1726 July 5 (Tuesday). I was about various Concerns but I was very faint and incapable of Business. I was at Mather Byles’s[1] and he show’d me (at my Request) his Poem to Mr. Dowding on his Verses of Eternity, Sent in a Letter to Sir Byles. This Poem was published in the Courant No. _____.[2] He repeated his own and Mr. Adams’s[3] Poems on Captain Winslow[4] deceas’d with all which I was very well pleas’d. I was at various places but I was not well in Either. I was very much afflicted with the Oppressions at my Stomach. I was with Dr. [Louis] Dalhonde.
[1]Mather Byles (Harvard 1725), poet, humorist, minister of the Hollis St. Church, Boston, 1732-1776. Sibley, VII, 464-493. For information on Byles’ poetry see the Introduction by C. Lennart Carlson in the 1940 facsimile edition of Byles’ Poems on Several Occasions (Boston, 1744).
[2]The New England Courant, No. 237, published in Boston. Dowding may have been Joseph, b. 1702.
[3]John Adams (Harvard 1721), poet, minister and classmate of Parkman. Sibley, VI, 424-427.
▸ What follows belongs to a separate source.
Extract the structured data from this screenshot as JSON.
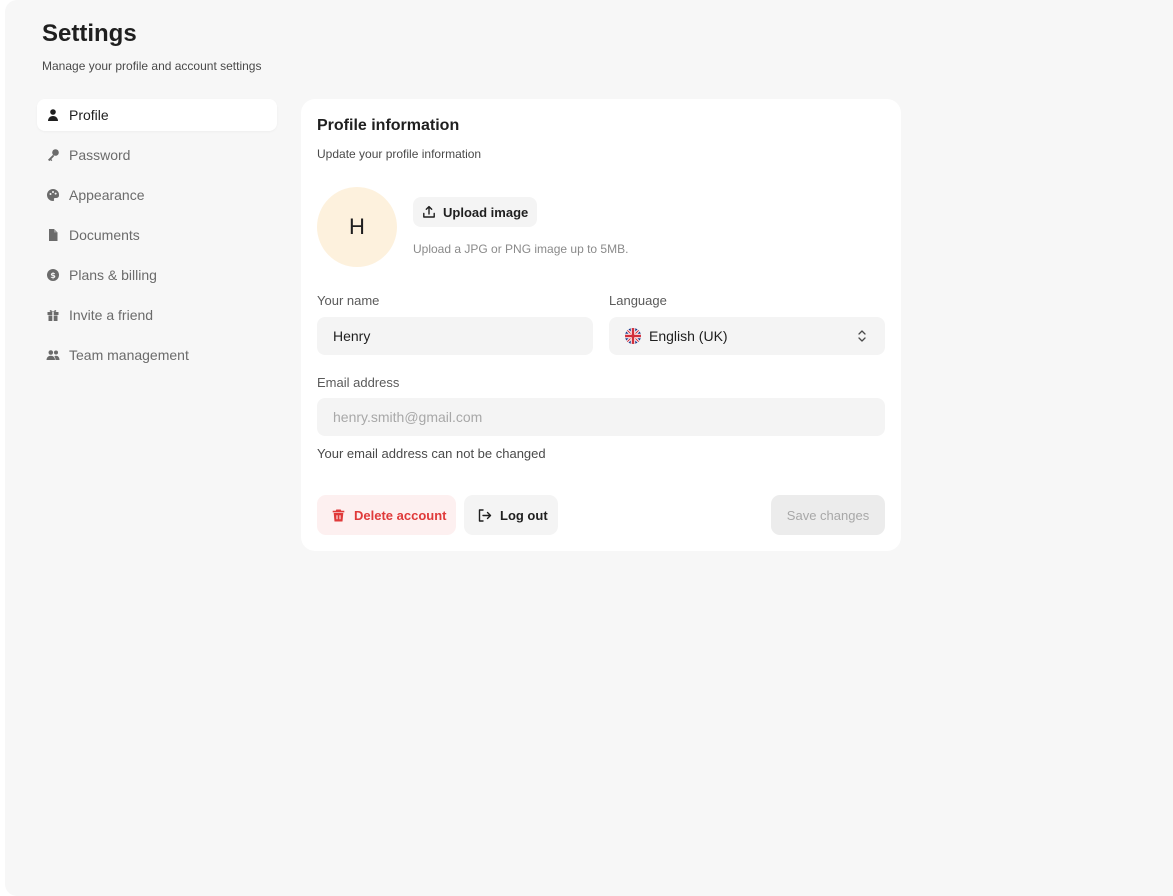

[4]Captain Josiah Winslow (Harvard 1721) was the commander of a fort on St. George’s River in Maine, and was killed in an Indian engagement April 30, 1724. Sibley, VI, 587-589. Byles’ poem was printed in his Poems on Several Occasions (Boston, 1744), and Adams’ in his Poems on Several Occasions (Boston, 1745).